三十年前ならもう流浪の民は魔王復活のために動いてるはずだし。
「あれ? けどオパールがすでに手元にあるなら、この戦争で流浪の民は何がしたいの?」
「俺の動き鈍らせたいんじゃないのか?」
「たわけ。獣人との不仲は人間でも知っていた。獣人と争いを起こしたところで貴様が出張ってくるとは思っておらぬ」
最初からアルフの足止めには向かないのに、城には流浪の民が入り込んで介入していた。
魔王石欲しさかと思ったけど違うならなんのために?
「ヤバい思想の奴らが戦争を起こす理由ねぇ」
「魔王絡みだと思うと単に争い起こしたいだけとかかしらね?」
「そうなの?」
魔王絡み限定で?
「敵の血を流させ強い悪魔を召喚する…………」
「昔話でよくある魔王の悪行っすよ」
僕は事実確認のためにアルフを見る。
「よくあるわけじゃねぇよ。一回しかしてないし、その時は魔王側も多くの血が流れたから苦肉の策だったんだよ」
「だが戦場に悪魔がやってくるのはあるな。あれこそ愉快犯ではないのか」
「そうなんだ?」
「あ奴らは争いごとを好んで引っ掻き回すからな」
「グライフ、アシュトル以前に誰か悪魔に会ったことあるの?」
聞いた途端に渋い顔になるってことは。
「…………殺しても死なぬ悪魔だ」
「あー、あいつか。
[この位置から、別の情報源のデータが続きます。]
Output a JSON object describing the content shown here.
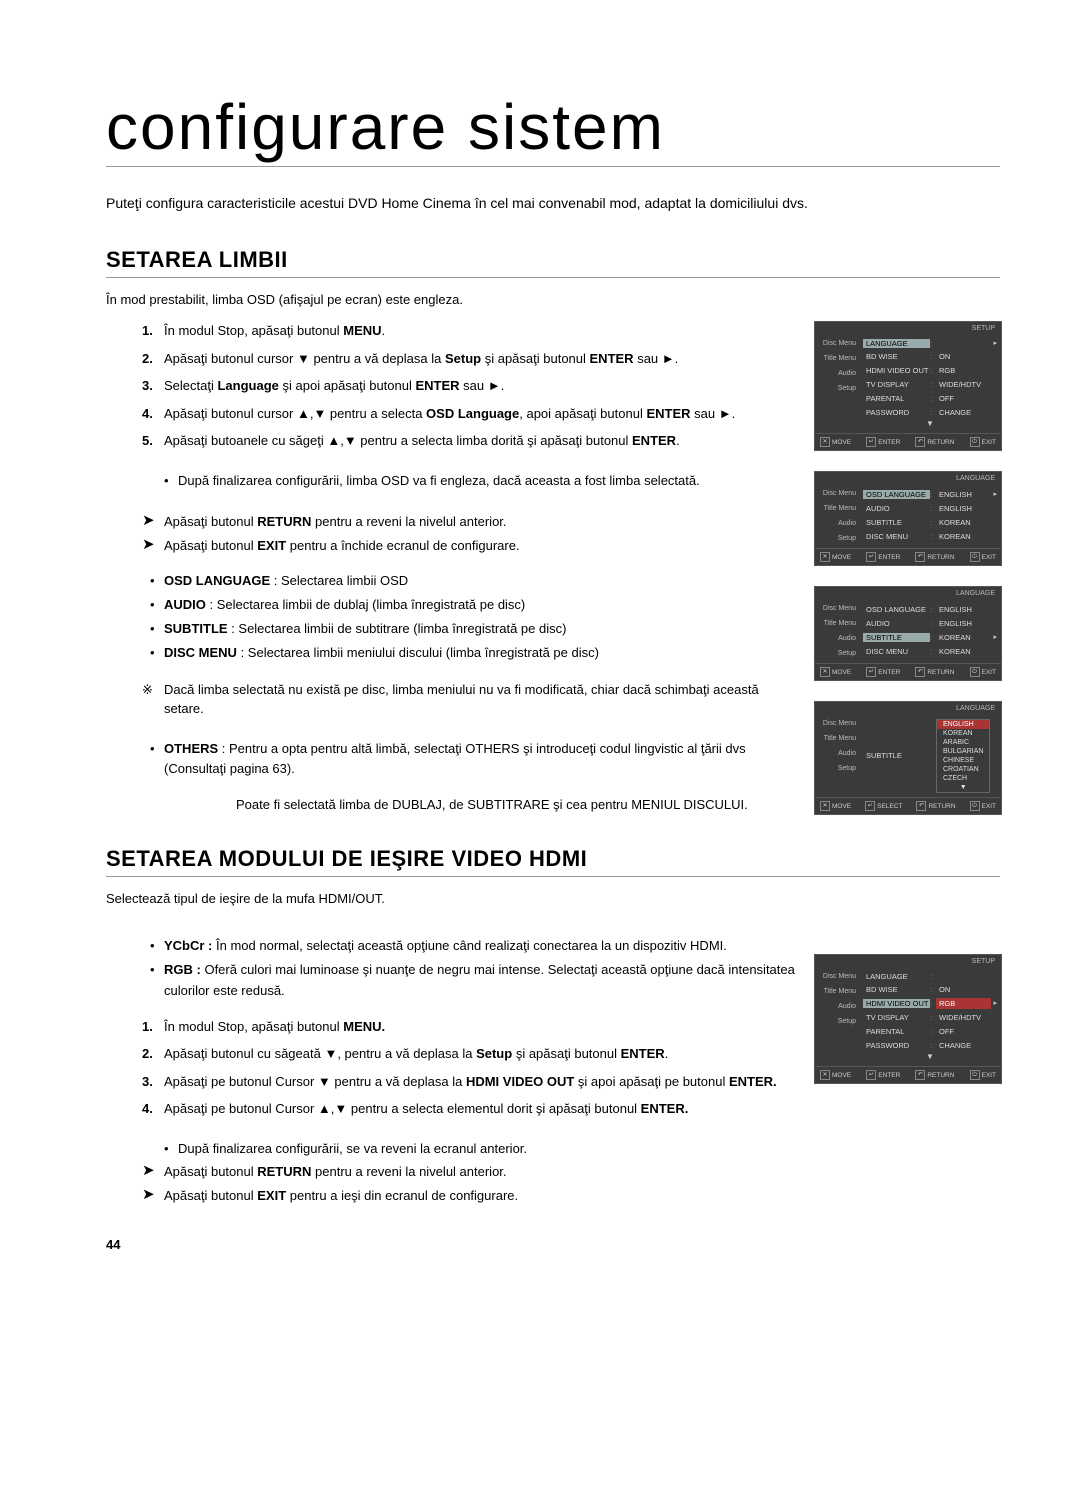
{
  "title": "configurare sistem",
  "intro": "Puteţi configura caracteristicile acestui DVD Home Cinema în cel mai convenabil mod, adaptat la domiciliului dvs.",
  "page_number": "44",
  "section1": {
    "heading": "SETAREA LIMBII",
    "sub": "În mod prestabilit, limba OSD (afişajul pe ecran) este engleza.",
    "steps": [
      "În modul Stop, apăsaţi butonul <b>MENU</b>.",
      "Apăsaţi butonul cursor ▼ pentru a vă deplasa la <b>Setup</b> şi apăsaţi butonul <b>ENTER</b> sau ►.",
      "Selectaţi <b>Language</b> şi apoi apăsaţi butonul <b>ENTER</b> sau ►.",
      "Apăsaţi butonul cursor ▲,▼ pentru a selecta <b>OSD Language</b>, apoi apăsaţi butonul <b>ENTER</b> sau ►.",
      "Apăsaţi butoanele cu săgeţi ▲,▼ pentru a selecta limba dorită şi apăsaţi butonul <b>ENTER</b>."
    ],
    "step5_sub": "După finalizarea configurării, limba OSD va fi engleza, dacă aceasta a fost limba selectată.",
    "return_note": "Apăsaţi butonul <b>RETURN</b> pentru a reveni la nivelul anterior.",
    "exit_note": "Apăsaţi butonul <b>EXIT</b> pentru a închide ecranul de configurare.",
    "bullets": [
      "<b>OSD LANGUAGE</b> : Selectarea limbii OSD",
      "<b>AUDIO</b> : Selectarea limbii de dublaj (limba înregistrată pe disc)",
      "<b>SUBTITLE</b> : Selectarea limbii de subtitrare (limba înregistrată pe disc)",
      "<b>DISC MENU</b> : Selectarea limbii meniului discului (limba înregistrată pe disc)"
    ],
    "asterisk": "Dacă limba selectată nu există pe disc, limba meniului nu va fi modificată, chiar dacă schimbaţi această setare.",
    "others_bullet": "<b>OTHERS</b> : Pentru a opta pentru altă limbă, selectaţi OTHERS şi introduceţi codul lingvistic al ţării dvs (Consultaţi pagina 63).",
    "others_cont": "Poate fi selectată limba de DUBLAJ, de SUBTITRARE şi cea pentru MENIUL DISCULUI."
  },
  "section2": {
    "heading": "SETAREA MODULUI DE IEŞIRE VIDEO HDMI",
    "sub": "Selectează tipul de ieşire de la mufa HDMI/OUT.",
    "pre_bullets": [
      "<b>YCbCr :</b> În mod normal, selectaţi această opţiune când realizaţi conectarea la un dispozitiv HDMI.",
      "<b>RGB :</b> Oferă culori mai luminoase şi nuanţe de negru mai intense. Selectaţi această opţiune dacă intensitatea culorilor este redusă."
    ],
    "steps": [
      "În modul Stop, apăsaţi butonul <b>MENU.</b>",
      "Apăsaţi butonul cu săgeată ▼, pentru a vă deplasa la <b>Setup</b> şi apăsaţi butonul <b>ENTER</b>.",
      "Apăsaţi pe butonul Cursor ▼ pentru a vă deplasa la <b>HDMI VIDEO OUT</b> şi apoi apăsaţi pe butonul <b>ENTER.</b>",
      "Apăsaţi pe butonul Cursor ▲,▼ pentru a selecta elementul dorit şi apăsaţi butonul <b>ENTER.</b>"
    ],
    "step4_sub": "După finalizarea configurării, se va reveni la ecranul anterior.",
    "return_note": "Apăsaţi butonul <b>RETURN</b> pentru a reveni la nivelul anterior.",
    "exit_note": "Apăsaţi butonul <b>EXIT</b> pentru a ieşi din ecranul de configurare."
  },
  "osd_labels": {
    "move": "MOVE",
    "enter": "ENTER",
    "return": "RETURN",
    "exit": "EXIT",
    "select": "SELECT",
    "setup": "SETUP",
    "language_caps": "LANGUAGE",
    "side": [
      "Disc Menu",
      "Title Menu",
      "Audio",
      "Setup"
    ]
  },
  "osd1": {
    "right_title": "SETUP",
    "rows": [
      {
        "label": "LANGUAGE",
        "val": "",
        "hl": true,
        "tri": true
      },
      {
        "label": "BD WISE",
        "val": "ON"
      },
      {
        "label": "HDMI VIDEO OUT",
        "val": "RGB"
      },
      {
        "label": "TV DISPLAY",
        "val": "WIDE/HDTV"
      },
      {
        "label": "PARENTAL",
        "val": "OFF"
      },
      {
        "label": "PASSWORD",
        "val": "CHANGE"
      }
    ]
  },
  "osd2": {
    "right_title": "LANGUAGE",
    "rows": [
      {
        "label": "OSD LANGUAGE",
        "val": "ENGLISH",
        "hl": true,
        "tri": true
      },
      {
        "label": "AUDIO",
        "val": "ENGLISH"
      },
      {
        "label": "SUBTITLE",
        "val": "KOREAN"
      },
      {
        "label": "DISC MENU",
        "val": "KOREAN"
      }
    ]
  },
  "osd3": {
    "right_title": "LANGUAGE",
    "rows": [
      {
        "label": "OSD LANGUAGE",
        "val": "ENGLISH"
      },
      {
        "label": "AUDIO",
        "val": "ENGLISH"
      },
      {
        "label": "SUBTITLE",
        "val": "KOREAN",
        "hl": true,
        "tri": true
      },
      {
        "label": "DISC MENU",
        "val": "KOREAN"
      }
    ]
  },
  "osd4": {
    "right_title": "LANGUAGE",
    "label": "SUBTITLE",
    "options": [
      "ENGLISH",
      "KOREAN",
      "ARABIC",
      "BULGARIAN",
      "CHINESE",
      "CROATIAN",
      "CZECH"
    ],
    "selected": 0
  },
  "osd5": {
    "right_title": "SETUP",
    "rows": [
      {
        "label": "LANGUAGE",
        "val": ""
      },
      {
        "label": "BD WISE",
        "val": "ON"
      },
      {
        "label": "HDMI VIDEO OUT",
        "val": "RGB",
        "hl": true,
        "hlval": true,
        "tri": true
      },
      {
        "label": "TV DISPLAY",
        "val": "WIDE/HDTV"
      },
      {
        "label": "PARENTAL",
        "val": "OFF"
      },
      {
        "label": "PASSWORD",
        "val": "CHANGE"
      }
    ]
  }
}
のりが面倒だよなぁ」
アルフもわかる相手みたいでちょっと同情的な顔になる。
「お前みたいなの好きそうだもんな、あいつ」
「この上なく不愉快にさせられたぞ。あれは関わる者を腐らせる天才だ」
「まぁ、そういう悪魔だからな」
僕と金羊毛がわからない顔をしていると、アルフは真剣に忠告をくれた。
「悪魔は力だけじゃないんだぜ。中には従順で誰かに仕えることを望む悪魔もいる。そういう奴ほど搦め手で堕落させに来るから気をつけろ」
「つまりその搦め手がグライフには合わなかったってこと?」
「ふん」
グライフはそっぽ向く。
アルフは背中の羽根で飛びつつ、空中で胡坐を掻いた。
「俺としては傲慢の化身なら顎で使いそうだと思うんだけど。まぁ、そう言えばこのグリフォン群れから出奔したぼっちなんだよな」
またグライフがアルフに攻撃を始めるけど、今のはアルフが悪いと思う。
それにしても戦争と悪魔かぁ。
姫騎士に聞いてダークエルフにも聞いたし、次は悪魔に聞きに行ってみようかな?